La technique de la porte au nez est l’inverse du pied dans la porte. En effet, avec cette technique, c’est la première requête qui est exorbitante, tandis que la deuxième est accessible. Selon une étude de Cialdini, Vincent, Lewis,..., réalisée en 1975, 98% des sujets testés refusent la première requête, mais 50% acceptent la deuxième. Dans le cas où la première requête a été mise de côté, seulement 25% répondent de manière affirmative à la deuxième requête.

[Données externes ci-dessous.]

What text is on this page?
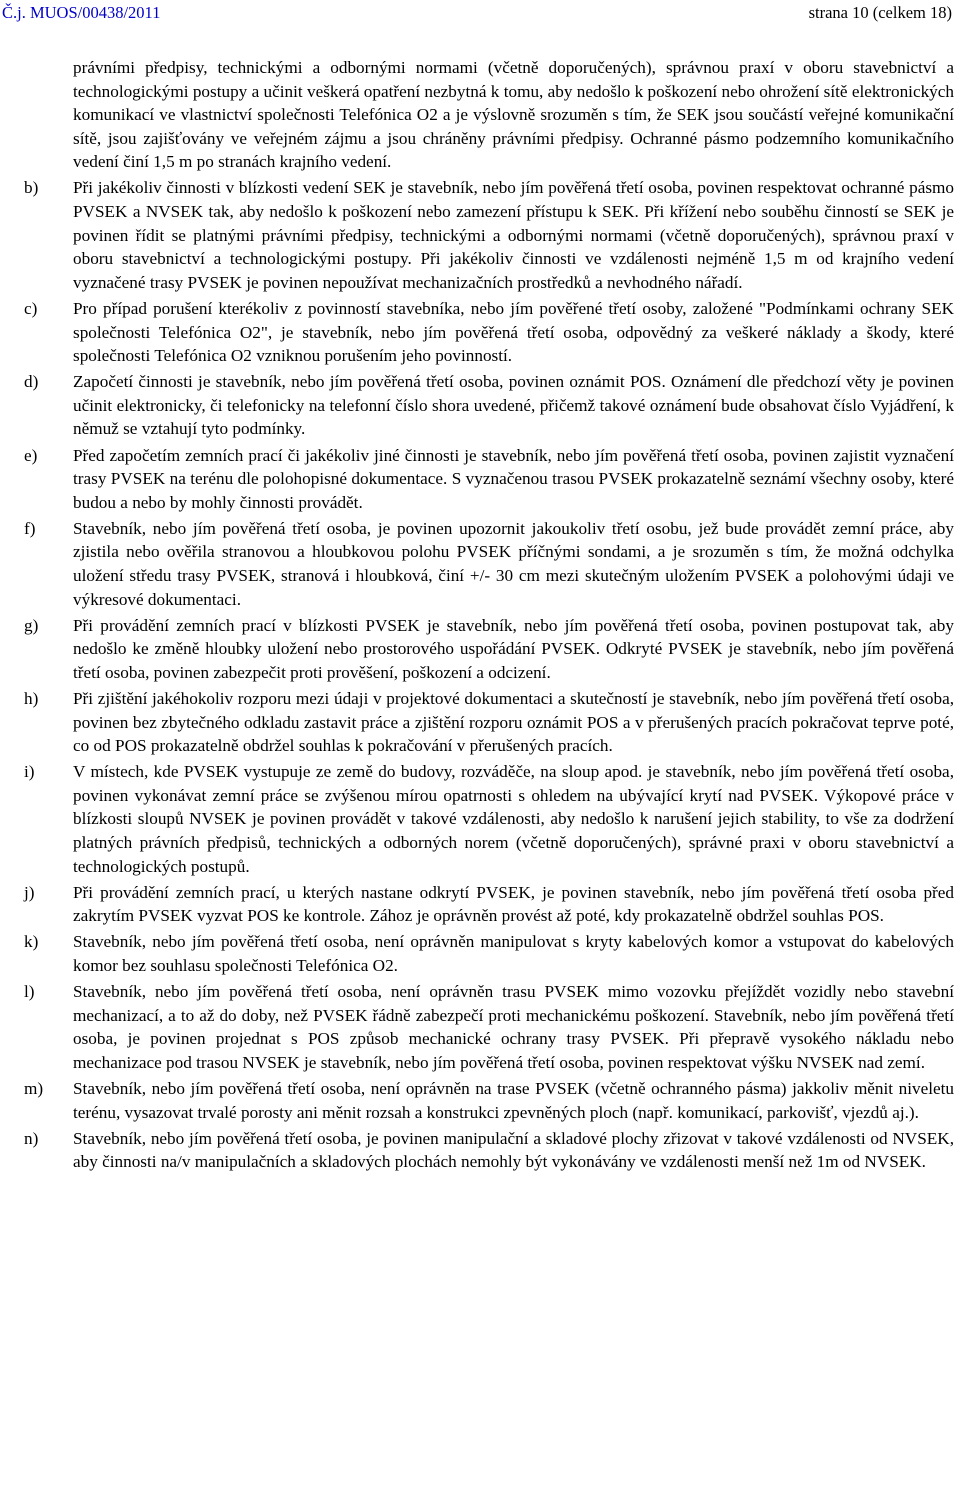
Č.j. MUOS/00438/2011	strana 10 (celkem 18)

právními předpisy, technickými a odbornými normami (včetně doporučených), správnou praxí v oboru stavebnictví a technologickými postupy a učinit veškerá opatření nezbytná k tomu, aby nedošlo k poškození nebo ohrožení sítě elektronických komunikací ve vlastnictví společnosti Telefónica O2 a je výslovně srozuměn s tím, že SEK jsou součástí veřejné komunikační sítě, jsou zajišťovány ve veřejném zájmu a jsou chráněny právními předpisy. Ochranné pásmo podzemního komunikačního vedení činí 1,5 m po stranách krajního vedení.

b) Při jakékoliv činnosti v blízkosti vedení SEK je stavebník, nebo jím pověřená třetí osoba, povinen respektovat ochranné pásmo PVSEK a NVSEK tak, aby nedošlo k poškození nebo zamezení přístupu k SEK. Při křížení nebo souběhu činností se SEK je povinen řídit se platnými právními předpisy, technickými a odbornými normami (včetně doporučených), správnou praxí v oboru stavebnictví a technologickými postupy. Při jakékoliv činnosti ve vzdálenosti nejméně 1,5 m od krajního vedení vyznačené trasy PVSEK je povinen nepoužívat mechanizačních prostředků a nevhodného nářadí.

c) Pro případ porušení kterékoliv z povinností stavebníka, nebo jím pověřené třetí osoby, založené "Podmínkami ochrany SEK společnosti Telefónica O2", je stavebník, nebo jím pověřená třetí osoba, odpovědný za veškeré náklady a škody, které společnosti Telefónica O2 vzniknou porušením jeho povinností.

d) Započetí činnosti je stavebník, nebo jím pověřená třetí osoba, povinen oznámit POS. Oznámení dle předchozí věty je povinen učinit elektronicky, či telefonicky na telefonní číslo shora uvedené, přičemž takové oznámení bude obsahovat číslo Vyjádření, k němuž se vztahují tyto podmínky.

e) Před započetím zemních prací či jakékoliv jiné činnosti je stavebník, nebo jím pověřená třetí osoba, povinen zajistit vyznačení trasy PVSEK na terénu dle polohopisné dokumentace. S vyznačenou trasou PVSEK prokazatelně seznámí všechny osoby, které budou a nebo by mohly činnosti provádět.

f) Stavebník, nebo jím pověřená třetí osoba, je povinen upozornit jakoukoliv třetí osobu, jež bude provádět zemní práce, aby zjistila nebo ověřila stranovou a hloubkovou polohu PVSEK příčnými sondami, a je srozuměn s tím, že možná odchylka uložení středu trasy PVSEK, stranová i hloubková, činí +/- 30 cm mezi skutečným uložením PVSEK a polohovými údaji ve výkresové dokumentaci.

g) Při provádění zemních prací v blízkosti PVSEK je stavebník, nebo jím pověřená třetí osoba, povinen postupovat tak, aby nedošlo ke změně hloubky uložení nebo prostorového uspořádání PVSEK. Odkryté PVSEK je stavebník, nebo jím pověřená třetí osoba, povinen zabezpečit proti prověšení, poškození a odcizení.

h) Při zjištění jakéhokoliv rozporu mezi údaji v projektové dokumentaci a skutečností je stavebník, nebo jím pověřená třetí osoba, povinen bez zbytečného odkladu zastavit práce a zjištění rozporu oznámit POS a v přerušených pracích pokračovat teprve poté, co od POS prokazatelně obdržel souhlas k pokračování v přerušených pracích.

i) V místech, kde PVSEK vystupuje ze země do budovy, rozváděče, na sloup apod. je stavebník, nebo jím pověřená třetí osoba, povinen vykonávat zemní práce se zvýšenou mírou opatrnosti s ohledem na ubývající krytí nad PVSEK. Výkopové práce v blízkosti sloupů NVSEK je povinen provádět v takové vzdálenosti, aby nedošlo k narušení jejich stability, to vše za dodržení platných právních předpisů, technických a odborných norem (včetně doporučených), správné praxi v oboru stavebnictví a technologických postupů.

j) Při provádění zemních prací, u kterých nastane odkrytí PVSEK, je povinen stavebník, nebo jím pověřená třetí osoba před zakrytím PVSEK vyzvat POS ke kontrole. Zához je oprávněn provést až poté, kdy prokazatelně obdržel souhlas POS.

k) Stavebník, nebo jím pověřená třetí osoba, není oprávněn manipulovat s kryty kabelových komor a vstupovat do kabelových komor bez souhlasu společnosti Telefónica O2.

l) Stavebník, nebo jím pověřená třetí osoba, není oprávněn trasu PVSEK mimo vozovku přejíždět vozidly nebo stavební mechanizací, a to až do doby, než PVSEK řádně zabezpečí proti mechanickému poškození. Stavebník, nebo jím pověřená třetí osoba, je povinen projednat s POS způsob mechanické ochrany trasy PVSEK. Při přepravě vysokého nákladu nebo mechanizace pod trasou NVSEK je stavebník, nebo jím pověřená třetí osoba, povinen respektovat výšku NVSEK nad zemí.

m) Stavebník, nebo jím pověřená třetí osoba, není oprávněn na trase PVSEK (včetně ochranného pásma) jakkoliv měnit niveletu terénu, vysazovat trvalé porosty ani měnit rozsah a konstrukci zpevněných ploch (např. komunikací, parkovišť, vjezdů aj.).

n) Stavebník, nebo jím pověřená třetí osoba, je povinen manipulační a skladové plochy zřizovat v takové vzdálenosti od NVSEK, aby činnosti na/v manipulačních a skladových plochách nemohly být vykonávány ve vzdálenosti menší než 1m od NVSEK.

La simple évocation de la liberté prédispose à la soumission. Le sentiment de liberté rend plus acceptable de répondre à la demande. Cette technique ne fonctionne cependant pas à 100%, il existe toujours une minorité de personnes qui n’obéissent pas. De plus, l’individu est imprévisible. Quelqu’un qui accepte une fois peut très bien être amené à refuser un autre jour car le contexte n’est pas le même.

Paul Grassart : comment amener les gens à adopter librement de bons comportements de sécurité ? Ne pourrait-on pas utiliser ces techniques mais dans le bon sens ? Comment marche la théorie de l’engagement ?

On remarque des faiblesses comportementales classiques. Il existe une grande différence entre ce que l’on montre, ce que l’on dit, ce que l’on fait. Le principal problème réside dans le fait que même si on arrive à convaincre les gens, ils ne changent pas forcément leur comportement.
  • Stratégies de persuasion : campagnes de sensibilisation, formation, tracts, envoi d’emails pour que les gens soient convaincus
  • Stratégies de sensibilisation : il s’agit ici de faire en sorte que les gens le comprennent par eux-mêmes.

Même si on arrive à convaincre les gens, ils ne changent pas forcément leur comportement


Toutefois, l’écart trop souvent constaté entre l’attitude d’une personne et son comportement pose problème. En appliquant la théorie de l’engagement, on va jouer directement sur un comportement qui fera lui-même changer les autres comportements. L’objectif est d’agir sur les comportements pour faire évoluer les attitudes. Il faut lutter contre l’effet de gel (quand on prend une décision, souvent on gèle les choix, car on souhaite la tenir). L’effet pervers repose donc sur la persévérance même si l’on sait que c’est déraisonnable. Ne pas tomber dans des pièges abscons n’est pas toujours chose simple : engagement dans un processus de dépense dont le gain n’est pas certain et où chaque dépense laisse croire qu’on se rapproche du gain. C’est une technique d’automanipulation.

Paul Grassart conseille d’utiliser les techniques du « pied dans la porte » ou encore de la « porte au nez ». Il ne faut pas hésiter, selon lui, à combiner les techniques. En psychologie sociale, la théorie de l’engagement, c’est un lien qui unit l’individu à ses actes comportementaux. Selon lui, pour qu’une personne s’engage, il faut :
  • lui garantir qu’elle est libre ou non d’accomplir l’acte
  • mettre en relief les conséquences de l’acte
  • que l’acte soit public ; si elle s’engage en public, elle ne reviendra pas en arrière
  • éviter toute justification d’ordre externe
  • amener progressivement la personne vers la médiation de l’acte engageant.

Il faut mettre les gens en situation de liberté


L’objectif est de faire venir la personne aux séances de sensibilisation à la sécurité. L’employé doit penser venir librement à la séance. On peut, par exemple, le solliciter par email ou téléphone. Il aura ainsi l’impression de décider de venir ou non. Il faut donc mettre les gens en situation de liberté. Pendant la séance, il est nécessaire de leur faire croire qu’ils prennent part aux décisions. Il faut, de plus, les laisser s’exprimer et trouver des idées. A la din d’une séance, la personne doit s’être engagée sur un point de son choix. Ce phénomène permet de renforcer le lien entre la personne et ses comportements.